I ended up going with the latter; I think having multiple vibration motors go off and having to use intuition on what *feels* strongest is in the spirit of automatic drawing/writing in the formal sense - i.e., being guided by intuition and whim rather than certainty and lucidity.
More detail on how the glove receives directional commands and translates them into vibration can be found in a separate blog post here.
Some main challenges that I had to work around include:
Coordinating the reaction of the vibration in real-time to the inputs of users
How to account for very large amounts of data being sent to the Arduino
Designing the final form
After some quick prototyping, I realized that a one-piece glove out of fabric wasn’t going to do the trick.
My early “oven mitt” prototype revealed to me that the vibration motors would need to be closer to the skin to feel anything, so I opted to try a version where three tight rings would hold the left, top, and right vibration motors, and the bottom vibration motor would sit around the wrist.
The glove (right now) is made out of white fleece and velcro. I used silicone stranded wire (this is the white stringy mess that’s linking each of the rings to the base of the glove) to connect the system.
Documentation From Class Presentation
This next video is a snippet of the collective drawing experience I had in my Electronic Rituals final presentation on May 8, 2019.
The following images are 3 collaborative drawings done through this process during the presentation.
We set up an overhead camera to livestream the drawing process to the class, and told classmates to go to http://eroft-final.glitch.me/ on their own devices to make their votes.
The image below is a screenshot of the site that classmates can choose their directional commands on, side-by-side with the code used to control the glove via serial on the wearer/drawer side.
Future directions and improvements
From the Electronic Rituals, Oracles, and Fortune Telling side, we got several compelling discussion points for future work in this project. Some of the most memorable ones (according to my increasingly frazzled memory) are:
It would be worth experimenting by doing a blind test and compare receiving random noise direction inputs versus actual human-contributed direction inputs. What would the drawing look in one scenario versus the other? As the wearer of the glove/drawer of the drawing, how much does being in the same room and understanding there are people behind the directions influence my drawing habits?

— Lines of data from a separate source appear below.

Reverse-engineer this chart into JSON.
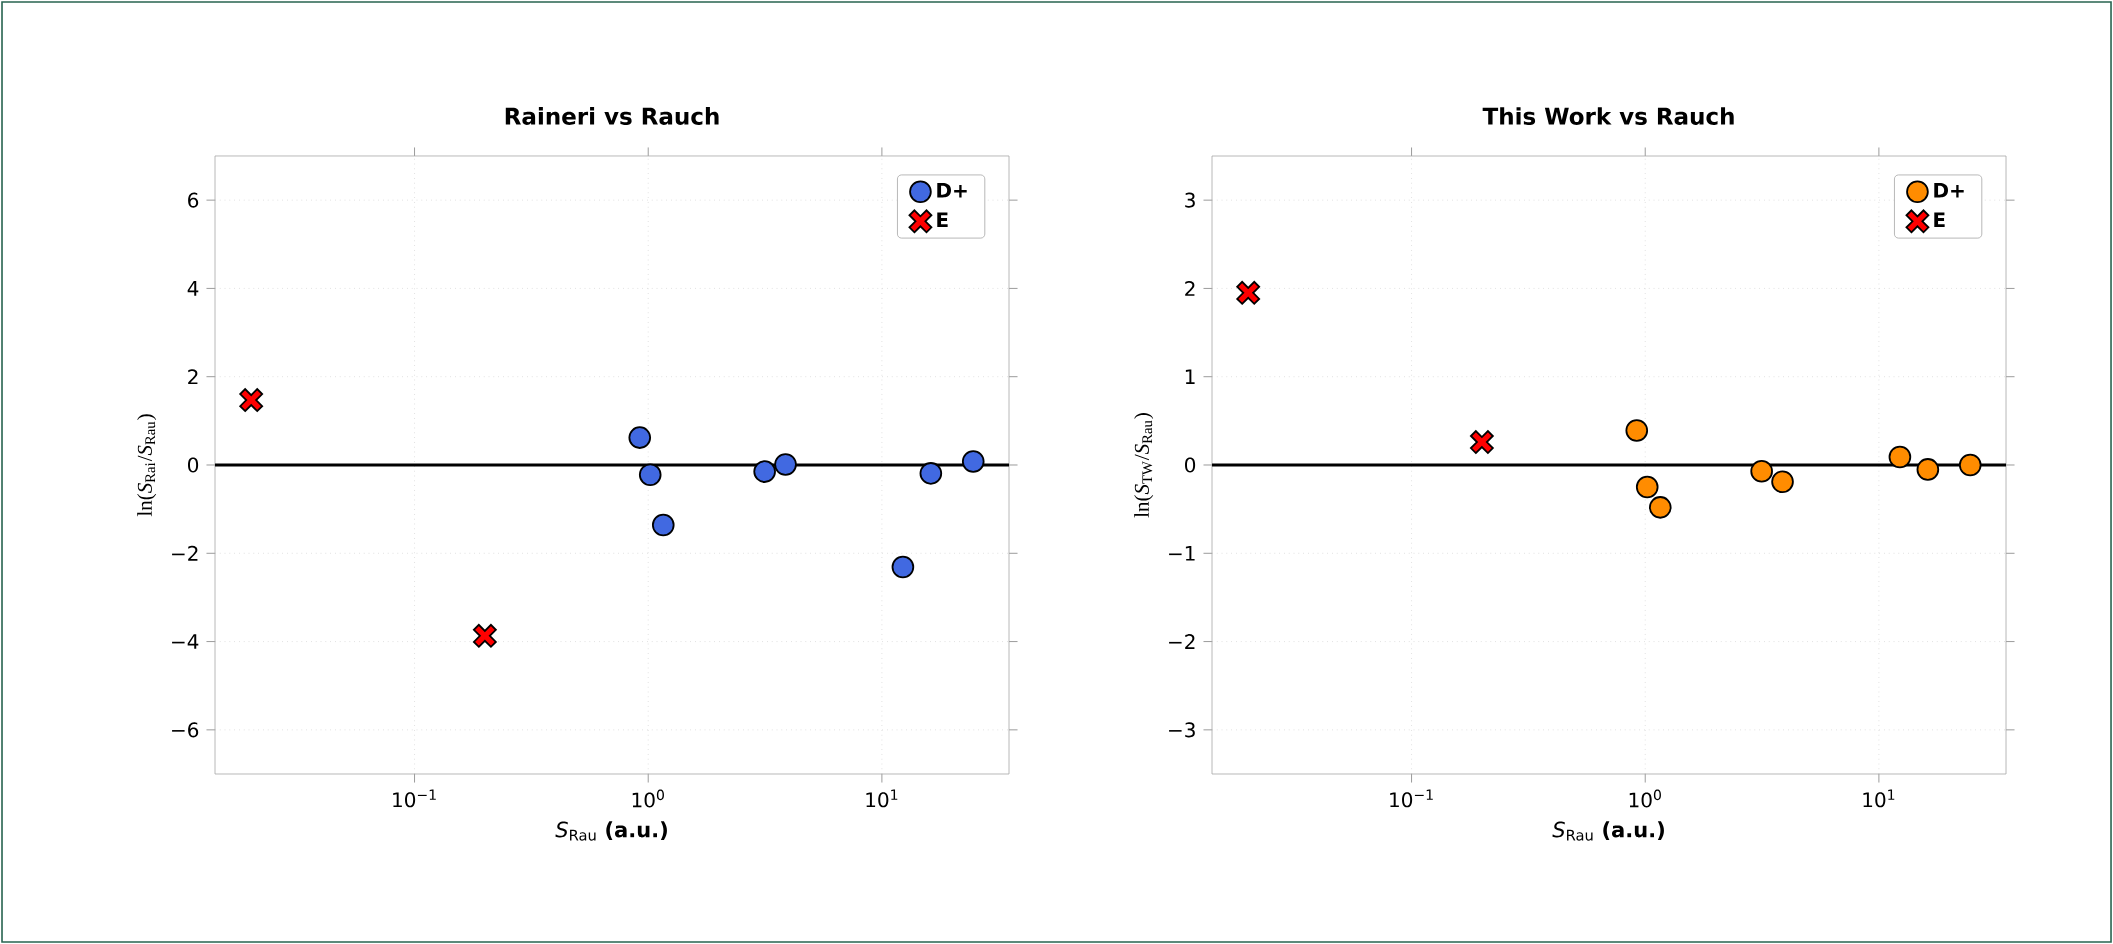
{
  "chart_data": [
    {
      "type": "scatter",
      "title": "Raineri vs Rauch",
      "xlabel": "*S*$_{Rau}$ **(a.u.)**",
      "ylabel": "ln(*S*$_{Rai}$/*S*$_{Rau}$)",
      "log": "x",
      "grid": true,
      "legend": "top right",
      "xlim": [
        0.014,
        35
      ],
      "ylim": [
        -7,
        7
      ],
      "xticks": [
        {
          "value": 0.1,
          "label": "10$^{−1}$"
        },
        {
          "value": 1,
          "label": "10$^{0}$"
        },
        {
          "value": 10,
          "label": "10$^{1}$"
        }
      ],
      "yticks": [
        {
          "value": -6,
          "label": "−6"
        },
        {
          "value": -4,
          "label": "−4"
        },
        {
          "value": -2,
          "label": "−2"
        },
        0,
        2,
        4,
        6
      ],
      "ref_lines": [
        {
          "axis": "y",
          "value": 0,
          "color": "#000000"
        }
      ],
      "series": [
        {
          "name": "D+",
          "color": "#4169e1",
          "marker": "circle",
          "x": [
            0.92,
            1.02,
            1.16,
            3.15,
            3.87,
            12.3,
            16.2,
            24.6
          ],
          "values": [
            0.62,
            -0.22,
            -1.36,
            -0.15,
            0.01,
            -2.31,
            -0.19,
            0.08
          ]
        },
        {
          "name": "E",
          "color": "#ff0000",
          "marker": "cross",
          "x": [
            0.02,
            0.2
          ],
          "values": [
            1.47,
            -3.87
          ]
        }
      ]
    },
    {
      "type": "scatter",
      "title": "This Work vs Rauch",
      "xlabel": "*S*$_{Rau}$ **(a.u.)**",
      "ylabel": "ln(*S*$_{TW}$/*S*$_{Rau}$)",
      "log": "x",
      "grid": true,
      "legend": "top right",
      "xlim": [
        0.014,
        35
      ],
      "ylim": [
        -3.5,
        3.5
      ],
      "xticks": [
        {
          "value": 0.1,
          "label": "10$^{−1}$"
        },
        {
          "value": 1,
          "label": "10$^{0}$"
        },
        {
          "value": 10,
          "label": "10$^{1}$"
        }
      ],
      "yticks": [
        {
          "value": -3,
          "label": "−3"
        },
        {
          "value": -2,
          "label": "−2"
        },
        {
          "value": -1,
          "label": "−1"
        },
        0,
        1,
        2,
        3
      ],
      "ref_lines": [
        {
          "axis": "y",
          "value": 0,
          "color": "#000000"
        }
      ],
      "series": [
        {
          "name": "D+",
          "color": "#ff8c00",
          "marker": "circle",
          "x": [
            0.92,
            1.02,
            1.16,
            3.15,
            3.87,
            12.3,
            16.2,
            24.6
          ],
          "values": [
            0.39,
            -0.25,
            -0.48,
            -0.07,
            -0.19,
            0.09,
            -0.05,
            0.0
          ]
        },
        {
          "name": "E",
          "color": "#ff0000",
          "marker": "cross",
          "x": [
            0.02,
            0.2
          ],
          "values": [
            1.95,
            0.26
          ]
        }
      ]
    }
  ]
}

It would also be worth experimenting with a version where users can see what other users choose. Right now we have this visible only on the drawer’s server, but maybe if participants can see what other participants choose they can collectively make decisions. (i.e. a twitch plays pokemon style experience.
From the Intro to Wearables side, I really would like more time to explore this glove visually. Jingwen (our instructor) gave great suggestions of using gold thread to evoke a ritual/mystical aesthetics. Unfortunately I didn’t have the bandwidth to focus on the aesthetic side of the glove, and instead focused on getting the functional component locked in.
My decision to use white fabric and create different segments of the glove, in retrospect, was slightly influenced by another ITP student’s (Teresa Lamb) Cyberknitics https://thenewstack.io/cyberknitics-translates-knitting-ethereal-electronic-music/ thesis project, which we saw earlier in class. I think her work sets a great precedent on how to aggregate electronics in a linked system, in a way that’s both durable, clean, and aesthetically pleasing.